Step 1: Add the basil, oil, and remaining ingredients to a bowl and stir with a fork to combine. The chimichurri is best served immediately, while the herbs are still fresh, but it can be stored, covered, in the refrigerator for up to 1 day.
Step 2: Place chicken pieces on a cookie sheet. Sprinkle the chicken with the salt and pepper on both sides, let it rest for about an hour (can place in fridge while it rests).

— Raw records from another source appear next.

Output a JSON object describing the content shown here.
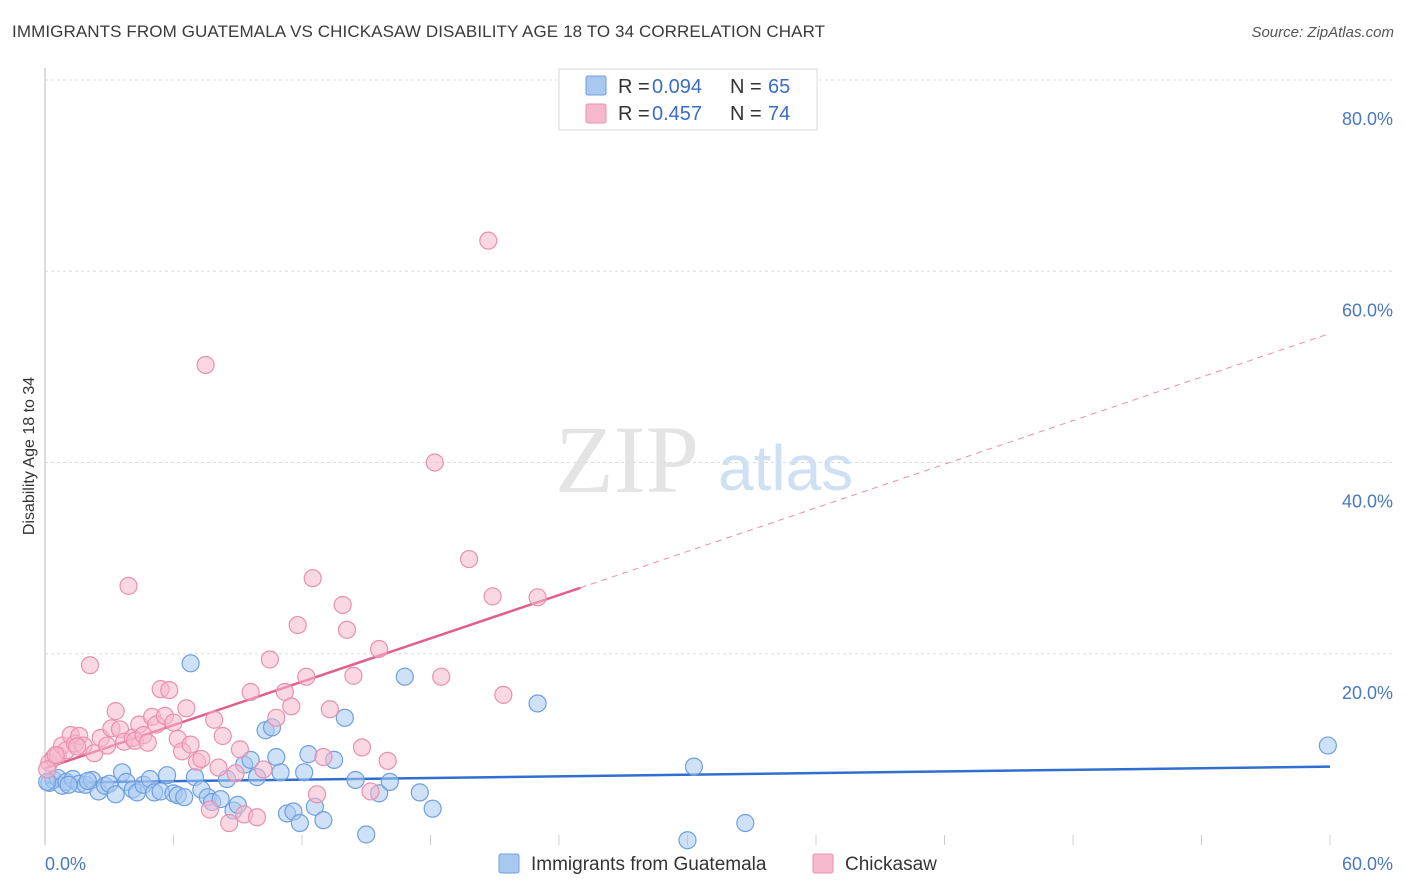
{
  "header": {
    "title": "IMMIGRANTS FROM GUATEMALA VS CHICKASAW DISABILITY AGE 18 TO 34 CORRELATION CHART",
    "source": "Source: ZipAtlas.com"
  },
  "watermark": {
    "zip": "ZIP",
    "atlas": "atlas"
  },
  "colors": {
    "blue_fill": "#a8c8f0",
    "blue_stroke": "#6f9fe0",
    "blue_line": "#2f6fd0",
    "pink_fill": "#f5b8cc",
    "pink_stroke": "#ea8fb0",
    "pink_line": "#e0608c",
    "grid": "#dddddd",
    "tick_text": "#4a78c0"
  },
  "legend": {
    "r_label": "R =",
    "n_label": "N =",
    "entries": [
      {
        "r": "0.094",
        "n": "65"
      },
      {
        "r": "0.457",
        "n": "74"
      }
    ]
  },
  "chart_data": {
    "type": "scatter",
    "title": "IMMIGRANTS FROM GUATEMALA VS CHICKASAW DISABILITY AGE 18 TO 34 CORRELATION CHART",
    "xlabel": "",
    "ylabel": "Disability Age 18 to 34",
    "xlim": [
      0,
      60
    ],
    "ylim": [
      0,
      80
    ],
    "x_tick_labels": [
      "0.0%",
      "60.0%"
    ],
    "y_ticks": [
      {
        "value": 20,
        "label": "20.0%"
      },
      {
        "value": 40,
        "label": "40.0%"
      },
      {
        "value": 60,
        "label": "60.0%"
      },
      {
        "value": 80,
        "label": "80.0%"
      }
    ],
    "grid": true,
    "series": [
      {
        "name": "Immigrants from Guatemala",
        "r": 0.094,
        "n": 65,
        "trend": {
          "x0": 0,
          "y0": 6.5,
          "x1": 60,
          "y1": 8.2
        },
        "points": [
          [
            0.2,
            6.5
          ],
          [
            0.4,
            6.8
          ],
          [
            0.6,
            7.0
          ],
          [
            0.8,
            6.2
          ],
          [
            1.0,
            6.6
          ],
          [
            1.3,
            6.9
          ],
          [
            1.6,
            6.4
          ],
          [
            1.9,
            6.3
          ],
          [
            2.2,
            6.8
          ],
          [
            2.5,
            5.6
          ],
          [
            2.8,
            6.2
          ],
          [
            3.0,
            6.4
          ],
          [
            3.3,
            5.3
          ],
          [
            3.6,
            7.6
          ],
          [
            3.8,
            6.6
          ],
          [
            4.1,
            5.8
          ],
          [
            4.3,
            5.5
          ],
          [
            4.6,
            6.3
          ],
          [
            4.9,
            6.9
          ],
          [
            5.1,
            5.5
          ],
          [
            5.4,
            5.6
          ],
          [
            5.7,
            7.3
          ],
          [
            6.0,
            5.4
          ],
          [
            6.2,
            5.2
          ],
          [
            6.5,
            5.0
          ],
          [
            6.8,
            19.0
          ],
          [
            7.0,
            7.1
          ],
          [
            7.3,
            5.8
          ],
          [
            7.6,
            5.0
          ],
          [
            7.8,
            4.5
          ],
          [
            8.2,
            4.8
          ],
          [
            8.5,
            6.9
          ],
          [
            8.8,
            3.6
          ],
          [
            9.0,
            4.2
          ],
          [
            9.3,
            8.4
          ],
          [
            9.6,
            8.9
          ],
          [
            9.9,
            7.1
          ],
          [
            10.3,
            12.0
          ],
          [
            10.6,
            12.3
          ],
          [
            10.8,
            9.2
          ],
          [
            11.0,
            7.6
          ],
          [
            11.3,
            3.3
          ],
          [
            11.6,
            3.5
          ],
          [
            11.9,
            2.3
          ],
          [
            12.1,
            7.6
          ],
          [
            12.3,
            9.5
          ],
          [
            12.6,
            4.0
          ],
          [
            13.0,
            2.6
          ],
          [
            13.5,
            8.9
          ],
          [
            14.0,
            13.3
          ],
          [
            14.5,
            6.8
          ],
          [
            15.0,
            1.1
          ],
          [
            15.6,
            5.4
          ],
          [
            16.1,
            6.6
          ],
          [
            16.8,
            17.6
          ],
          [
            17.5,
            5.5
          ],
          [
            18.1,
            3.8
          ],
          [
            23.0,
            14.8
          ],
          [
            30.0,
            0.5
          ],
          [
            30.3,
            8.2
          ],
          [
            32.7,
            2.3
          ],
          [
            59.9,
            10.4
          ],
          [
            0.1,
            6.6
          ],
          [
            1.1,
            6.3
          ],
          [
            2.0,
            6.7
          ]
        ]
      },
      {
        "name": "Chickasaw",
        "r": 0.457,
        "n": 74,
        "trend": {
          "x0": 0,
          "y0": 8.0,
          "x1": 25.0,
          "y1": 26.9,
          "x_ext": 60,
          "y_ext": 53.5
        },
        "points": [
          [
            0.2,
            8.6
          ],
          [
            0.4,
            9.1
          ],
          [
            0.6,
            9.4
          ],
          [
            0.8,
            10.4
          ],
          [
            1.0,
            9.9
          ],
          [
            1.2,
            11.5
          ],
          [
            1.4,
            10.6
          ],
          [
            1.6,
            11.4
          ],
          [
            1.8,
            10.4
          ],
          [
            2.1,
            18.8
          ],
          [
            2.3,
            9.6
          ],
          [
            2.6,
            11.2
          ],
          [
            2.9,
            10.4
          ],
          [
            3.1,
            12.2
          ],
          [
            3.3,
            14.0
          ],
          [
            3.5,
            12.1
          ],
          [
            3.7,
            10.8
          ],
          [
            3.9,
            27.1
          ],
          [
            4.1,
            11.2
          ],
          [
            4.2,
            10.9
          ],
          [
            4.4,
            12.6
          ],
          [
            4.6,
            11.5
          ],
          [
            4.8,
            10.7
          ],
          [
            5.0,
            13.4
          ],
          [
            5.2,
            12.6
          ],
          [
            5.4,
            16.3
          ],
          [
            5.6,
            13.5
          ],
          [
            5.8,
            16.2
          ],
          [
            6.0,
            12.8
          ],
          [
            6.2,
            11.1
          ],
          [
            6.4,
            9.8
          ],
          [
            6.6,
            14.3
          ],
          [
            6.8,
            10.5
          ],
          [
            7.1,
            8.7
          ],
          [
            7.3,
            9.0
          ],
          [
            7.5,
            50.2
          ],
          [
            7.7,
            3.7
          ],
          [
            7.9,
            13.1
          ],
          [
            8.1,
            8.1
          ],
          [
            8.3,
            11.4
          ],
          [
            8.6,
            2.3
          ],
          [
            8.9,
            7.5
          ],
          [
            9.1,
            10.0
          ],
          [
            9.3,
            3.2
          ],
          [
            9.6,
            16.0
          ],
          [
            9.9,
            2.9
          ],
          [
            10.2,
            7.9
          ],
          [
            10.5,
            19.4
          ],
          [
            10.8,
            13.3
          ],
          [
            11.2,
            16.0
          ],
          [
            11.5,
            14.5
          ],
          [
            11.8,
            23.0
          ],
          [
            12.2,
            17.6
          ],
          [
            12.5,
            27.9
          ],
          [
            12.7,
            5.3
          ],
          [
            13.0,
            9.2
          ],
          [
            13.3,
            14.2
          ],
          [
            13.9,
            25.1
          ],
          [
            14.1,
            22.5
          ],
          [
            14.4,
            17.7
          ],
          [
            14.8,
            10.2
          ],
          [
            15.2,
            5.6
          ],
          [
            15.6,
            20.5
          ],
          [
            16.0,
            8.8
          ],
          [
            18.2,
            40.0
          ],
          [
            18.5,
            17.6
          ],
          [
            19.8,
            29.9
          ],
          [
            20.7,
            63.2
          ],
          [
            20.9,
            26.0
          ],
          [
            21.4,
            15.7
          ],
          [
            23.0,
            25.9
          ],
          [
            0.1,
            7.9
          ],
          [
            0.5,
            9.4
          ],
          [
            1.5,
            10.3
          ]
        ]
      }
    ]
  }
}
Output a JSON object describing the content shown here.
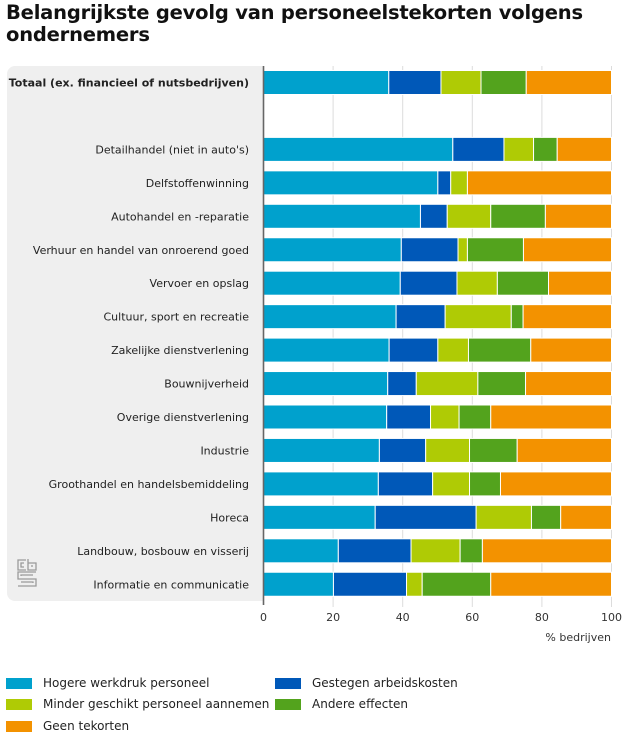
{
  "title": "Belangrijkste gevolg van personeelstekorten volgens ondernemers",
  "chart_data": {
    "type": "bar",
    "orientation": "horizontal",
    "stacked": true,
    "title": "Belangrijkste gevolg van personeelstekorten volgens ondernemers",
    "xlabel": "% bedrijven",
    "ylabel": "",
    "xlim": [
      0,
      100
    ],
    "xticks": [
      0,
      20,
      40,
      60,
      80,
      100
    ],
    "grid": true,
    "legend_position": "bottom",
    "categories": [
      "Totaal (ex. financieel of nutsbedrijven)",
      "",
      "Detailhandel (niet in auto's)",
      "Delfstoffenwinning",
      "Autohandel en -reparatie",
      "Verhuur en handel van onroerend goed",
      "Vervoer en opslag",
      "Cultuur, sport en recreatie",
      "Zakelijke dienstverlening",
      "Bouwnijverheid",
      "Overige dienstverlening",
      "Industrie",
      "Groothandel en handelsbemiddeling",
      "Horeca",
      "Landbouw, bosbouw en visserij",
      "Informatie en communicatie"
    ],
    "bold_categories": [
      "Totaal (ex. financieel of nutsbedrijven)"
    ],
    "series": [
      {
        "name": "Hogere werkdruk personeel",
        "color": "#00a1cd",
        "values": [
          36.0,
          null,
          54.4,
          50.1,
          45.1,
          39.6,
          39.3,
          38.1,
          36.1,
          35.7,
          35.4,
          33.3,
          33.0,
          32.1,
          21.5,
          20.1
        ]
      },
      {
        "name": "Gestegen arbeidskosten",
        "color": "#0058b8",
        "values": [
          15.0,
          null,
          14.7,
          3.7,
          7.7,
          16.3,
          16.3,
          14.1,
          14.0,
          8.2,
          12.6,
          13.3,
          15.6,
          29.0,
          20.9,
          21.0
        ]
      },
      {
        "name": "Minder geschikt personeel aannemen",
        "color": "#afcb05",
        "values": [
          11.5,
          null,
          8.5,
          4.8,
          12.5,
          2.7,
          11.6,
          19.0,
          8.8,
          17.7,
          8.2,
          12.6,
          10.6,
          15.9,
          14.1,
          4.5
        ]
      },
      {
        "name": "Andere effecten",
        "color": "#53a31d",
        "values": [
          13.0,
          null,
          6.8,
          0.0,
          15.7,
          16.1,
          14.7,
          3.4,
          17.9,
          13.7,
          9.1,
          13.7,
          8.9,
          8.4,
          6.4,
          19.7
        ]
      },
      {
        "name": "Geen tekorten",
        "color": "#f39200",
        "values": [
          24.5,
          null,
          15.6,
          41.4,
          19.0,
          25.3,
          18.1,
          25.4,
          23.2,
          24.7,
          34.7,
          27.1,
          31.9,
          14.6,
          37.1,
          34.7
        ]
      }
    ]
  },
  "legend": {
    "items": [
      {
        "label": "Hogere werkdruk personeel",
        "color": "#00a1cd"
      },
      {
        "label": "Gestegen arbeidskosten",
        "color": "#0058b8"
      },
      {
        "label": "Minder geschikt personeel aannemen",
        "color": "#afcb05"
      },
      {
        "label": "Andere effecten",
        "color": "#53a31d"
      },
      {
        "label": "Geen tekorten",
        "color": "#f39200"
      }
    ]
  },
  "logo": {
    "icon": "cbs-logo-icon"
  }
}
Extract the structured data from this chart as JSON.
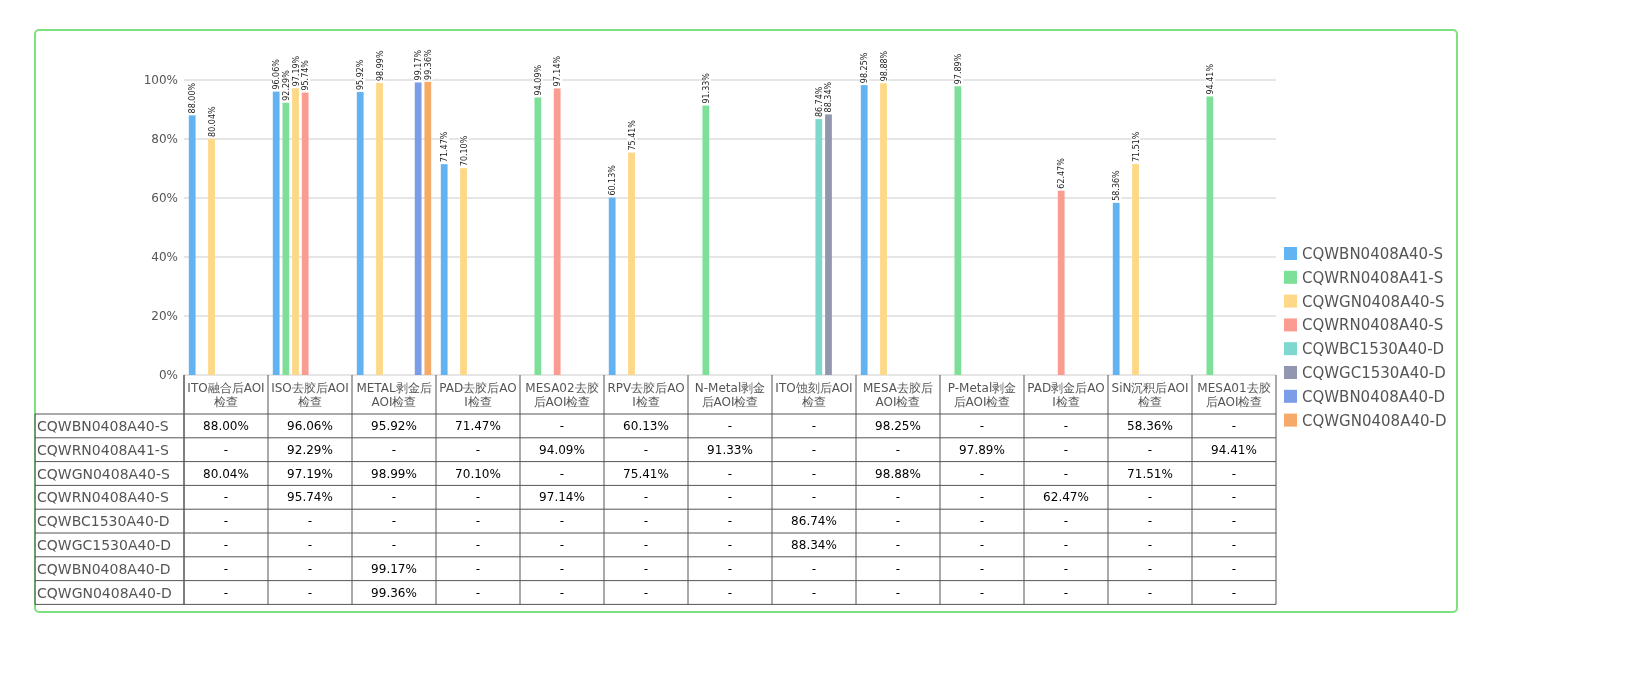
{
  "chart_data": {
    "type": "bar",
    "categories": [
      "ITO融合后AOI检查",
      "ISO去胶后AOI检查",
      "METAL剥金后AOI检查",
      "PAD去胶后AOI检查",
      "MESA02去胶后AOI检查",
      "RPV去胶后AOI检查",
      "N-Metal剥金后AOI检查",
      "ITO蚀刻后AOI检查",
      "MESA去胶后AOI检查",
      "P-Metal剥金后AOI检查",
      "PAD剥金后AOI检查",
      "SiN沉积后AOI检查",
      "MESA01去胶后AOI检查"
    ],
    "series": [
      {
        "name": "CQWBN0408A40-S",
        "color": "#62b3f2",
        "values": [
          88.0,
          96.06,
          95.92,
          71.47,
          null,
          60.13,
          null,
          null,
          98.25,
          null,
          null,
          58.36,
          null
        ],
        "value_labels": [
          "88.00%",
          "96.06%",
          "95.92%",
          "71.47%",
          "-",
          "60.13%",
          "-",
          "-",
          "98.25%",
          "-",
          "-",
          "58.36%",
          "-"
        ]
      },
      {
        "name": "CQWRN0408A41-S",
        "color": "#7ddf98",
        "values": [
          null,
          92.29,
          null,
          null,
          94.09,
          null,
          91.33,
          null,
          null,
          97.89,
          null,
          null,
          94.41
        ],
        "value_labels": [
          "-",
          "92.29%",
          "-",
          "-",
          "94.09%",
          "-",
          "91.33%",
          "-",
          "-",
          "97.89%",
          "-",
          "-",
          "94.41%"
        ]
      },
      {
        "name": "CQWGN0408A40-S",
        "color": "#fdd886",
        "values": [
          80.04,
          97.19,
          98.99,
          70.1,
          null,
          75.41,
          null,
          null,
          98.88,
          null,
          null,
          71.51,
          null
        ],
        "value_labels": [
          "80.04%",
          "97.19%",
          "98.99%",
          "70.10%",
          "-",
          "75.41%",
          "-",
          "-",
          "98.88%",
          "-",
          "-",
          "71.51%",
          "-"
        ]
      },
      {
        "name": "CQWRN0408A40-S",
        "color": "#fb9c90",
        "values": [
          null,
          95.74,
          null,
          null,
          97.14,
          null,
          null,
          null,
          null,
          null,
          62.47,
          null,
          null
        ],
        "value_labels": [
          "-",
          "95.74%",
          "-",
          "-",
          "97.14%",
          "-",
          "-",
          "-",
          "-",
          "-",
          "62.47%",
          "-",
          "-"
        ]
      },
      {
        "name": "CQWBC1530A40-D",
        "color": "#7ed8d0",
        "values": [
          null,
          null,
          null,
          null,
          null,
          null,
          null,
          86.74,
          null,
          null,
          null,
          null,
          null
        ],
        "value_labels": [
          "-",
          "-",
          "-",
          "-",
          "-",
          "-",
          "-",
          "86.74%",
          "-",
          "-",
          "-",
          "-",
          "-"
        ]
      },
      {
        "name": "CQWGC1530A40-D",
        "color": "#9197af",
        "values": [
          null,
          null,
          null,
          null,
          null,
          null,
          null,
          88.34,
          null,
          null,
          null,
          null,
          null
        ],
        "value_labels": [
          "-",
          "-",
          "-",
          "-",
          "-",
          "-",
          "-",
          "88.34%",
          "-",
          "-",
          "-",
          "-",
          "-"
        ]
      },
      {
        "name": "CQWBN0408A40-D",
        "color": "#7b9de8",
        "values": [
          null,
          null,
          99.17,
          null,
          null,
          null,
          null,
          null,
          null,
          null,
          null,
          null,
          null
        ],
        "value_labels": [
          "-",
          "-",
          "99.17%",
          "-",
          "-",
          "-",
          "-",
          "-",
          "-",
          "-",
          "-",
          "-",
          "-"
        ]
      },
      {
        "name": "CQWGN0408A40-D",
        "color": "#f5aa6a",
        "values": [
          null,
          null,
          99.36,
          null,
          null,
          null,
          null,
          null,
          null,
          null,
          null,
          null,
          null
        ],
        "value_labels": [
          "-",
          "-",
          "99.36%",
          "-",
          "-",
          "-",
          "-",
          "-",
          "-",
          "-",
          "-",
          "-",
          "-"
        ]
      }
    ],
    "ylim": [
      0,
      100
    ],
    "yticks": [
      {
        "value": 0,
        "label": "0%"
      },
      {
        "value": 20,
        "label": "20%"
      },
      {
        "value": 40,
        "label": "40%"
      },
      {
        "value": 60,
        "label": "60%"
      },
      {
        "value": 80,
        "label": "80%"
      },
      {
        "value": 100,
        "label": "100%"
      }
    ],
    "grid": "y",
    "legend": "right"
  }
}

Step 3: Heat the olive oil in a large cast-iron skillet or Dutch oven type of skillet over medium-high heat. Place the chicken pieces skin-side down in the skillet and brown on both sides (may need to do this in batches (do not crowd the chicken, as it will steam instead of brown). Fill in the skillet with the potatoes. You want the pan really full so that the surface area is completely covered with chicken and potatoes. Cover with a lid and cook until the chicken has released its juices and everything is golden, about 20ish minutes or so (cooking the chicken skin side down longer than the opposite side is important to prevent the skin from being limp).
Step 4: Flip the chicken, then cover again and cook until the thickest part of the chicken reaches 165 degrees F, another 8 to 10 minutes. Check if potatoes are done, if not, you can remove the chicken, cover skillet and cook until potatoes are done, then place chicken back in to reheat.
Step 5: Remove from the heat, then add dollops of chimichurri on top and serve immediately.